Step 1: Install mod_ssl Package
In order to setup SSL certificate, make sure mod_ssl is installed on your system. If its not already install, use following command to install it. Also install openssl to create certificate.
# yum install mod_ssl openssl
Step 2: Create Self Signed Certificate
After installing mod_ssl and openssl, Create a self singed certificate for your domain using following command.
# mkdir /etc/httpd/certs # cd /etc/httpd/certs # openssl req -x509 -nodes -newkey rsa:2048 -keyout example.com.key -out example.com.crt
Generating a 2048 bit RSA private key ....................................+++ ...................................+++ writing new private key to 'example.com.key' ----- You are about to be asked to enter information that will be incorporated into your certificate request. What you are about to enter is what is called a Distinguished Name or a DN. There are quite a few fields but you can leave some blank For some fields there will be a default value, If you enter '.', the field will be left blank. ----- Country Name (2 letter code) [XX]:IN State or Province Name (full name) :Delhi Locality Name (eg, city) [Default City]:Delhi Organization Name (eg, company) [Default Company Ltd]:LinuxMasters Organizational Unit Name (eg, section) :blog Common Name (eg, your name or your server's hostname) :www.example.com Email Address :firstname.lastname@example.org
The above command will create one ssl key file example.com.key and one certificate file example.com.crt in current directory.

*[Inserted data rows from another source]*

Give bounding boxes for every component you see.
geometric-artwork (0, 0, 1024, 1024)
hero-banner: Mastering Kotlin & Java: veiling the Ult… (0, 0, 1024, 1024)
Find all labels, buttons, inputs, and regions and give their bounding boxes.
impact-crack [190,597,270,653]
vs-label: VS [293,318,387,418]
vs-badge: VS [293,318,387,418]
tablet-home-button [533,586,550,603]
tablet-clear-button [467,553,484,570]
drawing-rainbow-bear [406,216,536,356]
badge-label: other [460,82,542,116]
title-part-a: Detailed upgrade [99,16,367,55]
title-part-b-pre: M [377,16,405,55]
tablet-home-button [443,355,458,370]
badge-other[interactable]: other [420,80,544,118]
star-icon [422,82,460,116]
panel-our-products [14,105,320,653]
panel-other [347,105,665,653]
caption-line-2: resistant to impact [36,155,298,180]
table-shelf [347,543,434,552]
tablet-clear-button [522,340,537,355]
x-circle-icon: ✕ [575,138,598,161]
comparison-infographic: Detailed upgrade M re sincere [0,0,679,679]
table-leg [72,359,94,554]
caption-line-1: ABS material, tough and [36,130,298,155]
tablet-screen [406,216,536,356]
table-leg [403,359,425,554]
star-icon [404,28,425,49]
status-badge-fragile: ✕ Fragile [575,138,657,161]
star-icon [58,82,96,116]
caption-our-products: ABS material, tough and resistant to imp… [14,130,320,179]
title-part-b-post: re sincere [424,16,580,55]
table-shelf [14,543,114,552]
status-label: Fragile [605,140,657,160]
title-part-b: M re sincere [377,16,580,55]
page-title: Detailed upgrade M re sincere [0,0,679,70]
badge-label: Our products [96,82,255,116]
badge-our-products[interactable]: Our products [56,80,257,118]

Step 3: Install Self Signed Certificate in Apache
Now you have SSL certificate and key file. Now edit apache SSL configuration file
# vim /etc/httpd/conf.d/ssl.conf
search _default_ vertualhost and make the following changes as per below configuration.
<VirtualHost _default_:443> ServerAdmin email@example.com DocumentRoot /var/www/html ServerName www.example.com ServerAlias example.com SSLEngine on SSLCertificateFile /etc/httpd/certs/example.com.crt SSLCertificateKeyFile /etc/httpd/certs/example.com.key </VirtualHost>
Step 4: Verify Settings and Restart Apache
Before restarting Apache server we recommend to verify Apache configuration
# httpd -t Syntax OK
If above command doesn’t show any error restart Apache service.
# service httpd restart
Step 5: Test Website with HTTPS
Finally open your site in your favorite web browser using https. It required to open port 443 to access site using https.
As we are using self singed certificate, you will get an warning message on browser. You can simply ignore this message using below steps
Firefox User: Expand I Understand the Risks >> Click Add Exception >> Click Confirm Security Exception.
Chrome User: Click Proceed anyway button.
IE Users: Click Continue to this website (not recommended) link.